Jet Stream Detour Leaves Midwest Farmers Drenched, Canadians Dried Out
North American farmers are stuck between a flood and a dry spot, and there is little immediate help ahead.
Two high-pressure ridges have trapped the jet stream between them, forcing it into an unusually stagnant S-path in which it gathers warm, very moist air from the Pacific, carries it across the Rockies and dumps it in the Great Plains and U.S. Midwest. The resulting storms have drenched the region, putting U.S. seeding at the slowest pace on record for this time of year.
Meanwhile, the Canadian prairie north of the ridges is dry, nearing drought conditions, while the U.S. south of the ridges is hotter than normal, with 100 degrees Fahrenheit (38 Celsius) forecast for Georgia by Saturday. Get used to it, the weather may be around through the end of May, and perhaps longer.
“The storm track hasn’t been moving around,” said Joel Widenor, director of agricultural services at Commodity Weather Group LLC in Bethesda, Maryland. “Normally what we would expect to see typically is a little more progression, normally a little more variability in the jet stream.”
The Great Plains and Midwest have been battered by storms this year, leaving the Mississippi River at dangerously high levels, causing record floods in Nebraska and Iowa and delaying corn and soybean planting across the region.
Missouri only has 62% of its corn planted, versus 95% a year ago through May 19, according to the U.S. Department of Agriculture crop planting progress report. Soybeans are also lagging with only 9% of fields planted versus 58% a year ago. In Arkansas, only 31% of soybeans have been planted compared with 78% a year ago.
While the flow of moisture rises out of the U.S. and across southern Ontario where corn seeding should be almost finished, only 5% of fields are planted, said Trevor Hadwen, an agriculture-climate specialist with Agriculture and Agri-Food Canada in Regina, Saskatchewan.
To the west, the problem isn’t too much rain, but too little.

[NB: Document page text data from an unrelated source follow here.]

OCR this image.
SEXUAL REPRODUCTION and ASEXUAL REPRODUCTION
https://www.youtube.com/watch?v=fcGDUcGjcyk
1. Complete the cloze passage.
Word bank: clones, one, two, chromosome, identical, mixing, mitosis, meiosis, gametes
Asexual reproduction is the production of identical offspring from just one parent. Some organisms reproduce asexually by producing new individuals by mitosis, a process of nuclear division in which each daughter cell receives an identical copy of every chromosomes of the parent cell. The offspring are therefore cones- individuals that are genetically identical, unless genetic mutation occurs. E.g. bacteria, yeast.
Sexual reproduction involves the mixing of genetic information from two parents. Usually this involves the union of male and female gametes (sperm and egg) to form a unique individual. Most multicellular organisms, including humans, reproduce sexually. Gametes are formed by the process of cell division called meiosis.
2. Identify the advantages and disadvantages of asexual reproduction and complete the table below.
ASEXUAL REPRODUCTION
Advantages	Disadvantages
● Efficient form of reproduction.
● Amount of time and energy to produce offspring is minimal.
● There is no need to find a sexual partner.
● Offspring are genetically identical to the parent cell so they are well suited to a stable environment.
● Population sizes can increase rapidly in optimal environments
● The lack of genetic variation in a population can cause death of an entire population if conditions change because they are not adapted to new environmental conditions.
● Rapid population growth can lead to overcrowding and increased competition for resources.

Drought on Canadian Prairies is biting so hard that seeding has stopped in many places, Hadwen said.
“In the prairies, Saskatchewan is the worst hit region in terms of drought,” Hadwen said. “It is getting too dry to even bother seeding at this point.”
Corey Loessin, a farmer near Radisson, Saskatchewan, said that while it’s nice to be done with his seeding, he’s hopeful he’ll see at least a little bit of rain soon.
“Even timely rains are going to have to be significant timely rains to produce grain,” Loessin said by telephone. He thinks his crops will germinate because of the soil moisture he seeded with them, but he isn’t sure how well they will grow past that.
The past few dry years have depleted soil moisture reserves and while there was a slight replenishment last fall, farmers crops will need more moisture to produce good yields. Pasture land is also too dry to support cattle, so farmers have to keep using feed, , Hadwen said.
“I know a lot of producers are paying double the normal price for feed and want to get their cattle out there to reduce the concern,” Hadwen said. It is possible herds may have to be reduced before summer.
Until there is a shock to the larger weather pattern, however, the storm train will keep stopping in the central U.S. and speeding by western Canada and the U.S. Southeast.
It “doesn’t look likely” that relief is near, Widenor said.